Employing the principles and torch
functionality described in the
NLP From Scratch: Classifying Names with a Character-Level RNN
series, I set up and trained a "note-level RNN" to work on musical phrases obtained from a selection of Bach chorales, available via the
computer music library music21
.
In order to perform recurrent neural network (RNN) training on musical phrases of variable length, it was first necessary to obtain the phrases from the chorale parts in a subset of J. S. Bach chorales and pre-process these into a form suitale for one-hot encoding (the tensor encoding chosen in the char-rnn series and in my implementation as well.) By analogy with characters as the constituents of words (names), notes / rests (possessing pitch or no pitch, respectively, but both containing a duration) were viewed as the constituents of musical phrases, and the phrases in turn were obtained by subdividing the individual voices of 4-part chorales at the locations of fermatas or rests.
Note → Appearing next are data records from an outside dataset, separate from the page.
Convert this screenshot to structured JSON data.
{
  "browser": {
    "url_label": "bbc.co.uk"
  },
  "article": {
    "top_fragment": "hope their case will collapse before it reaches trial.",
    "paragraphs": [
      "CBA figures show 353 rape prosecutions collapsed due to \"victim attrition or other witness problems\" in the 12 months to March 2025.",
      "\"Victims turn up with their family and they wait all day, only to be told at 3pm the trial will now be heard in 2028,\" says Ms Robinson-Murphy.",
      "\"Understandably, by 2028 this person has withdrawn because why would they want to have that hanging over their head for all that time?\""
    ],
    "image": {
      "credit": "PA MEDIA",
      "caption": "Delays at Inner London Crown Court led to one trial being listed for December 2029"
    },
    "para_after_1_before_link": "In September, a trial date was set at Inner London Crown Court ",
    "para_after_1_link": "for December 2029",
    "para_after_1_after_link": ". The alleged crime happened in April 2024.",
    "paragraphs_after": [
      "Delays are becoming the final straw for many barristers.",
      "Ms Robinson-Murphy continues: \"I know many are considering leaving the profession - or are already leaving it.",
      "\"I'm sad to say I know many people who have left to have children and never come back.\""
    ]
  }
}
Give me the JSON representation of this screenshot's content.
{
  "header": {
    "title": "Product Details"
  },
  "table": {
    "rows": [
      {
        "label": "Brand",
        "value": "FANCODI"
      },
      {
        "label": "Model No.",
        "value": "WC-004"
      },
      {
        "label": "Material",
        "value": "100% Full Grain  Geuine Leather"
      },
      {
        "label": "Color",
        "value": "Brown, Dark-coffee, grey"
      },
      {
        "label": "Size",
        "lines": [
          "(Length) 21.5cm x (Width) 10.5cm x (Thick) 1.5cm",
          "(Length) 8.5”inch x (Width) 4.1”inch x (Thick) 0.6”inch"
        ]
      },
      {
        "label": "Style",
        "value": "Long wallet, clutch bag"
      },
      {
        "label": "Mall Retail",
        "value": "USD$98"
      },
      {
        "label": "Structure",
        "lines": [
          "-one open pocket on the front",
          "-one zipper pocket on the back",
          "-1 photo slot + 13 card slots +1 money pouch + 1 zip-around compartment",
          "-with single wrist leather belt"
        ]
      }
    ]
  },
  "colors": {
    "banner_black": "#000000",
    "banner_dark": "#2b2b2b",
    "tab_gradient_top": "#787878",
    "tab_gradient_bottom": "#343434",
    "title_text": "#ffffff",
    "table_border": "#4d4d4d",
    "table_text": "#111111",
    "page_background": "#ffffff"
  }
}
Because typical constituents could be notes of arbitrary pitch and duration, or rests of arbitrary duration (but no pitch), pre-processing of such constituent sequences also involved encoding all observed distinct pairs of pitch-duration into indexes of an overall list of all possible observed items from the training data, as a preparatory step for one-hot encoding.
One-hot encoding was employed in order to specify a function for transforming a musical phrase (again, of arbitrary length) into a 2D Tensor
consisting of consecutive one-hot vectors (as many vectors as there are items in the phrase being encoded.) An RNN
class was defined and trained
on the data, and the model weights making up the final trained RNN were stored to the current directory for later use in generating phrases from
arbitrary starting notes / rests of the user's choosing.
This module loads the previously trained model, and provides a function for generating the musical phrase which the RNN "spells out" based upon its input parameter as the starting note, and feeding the output at each time step back into the RNN as the following input.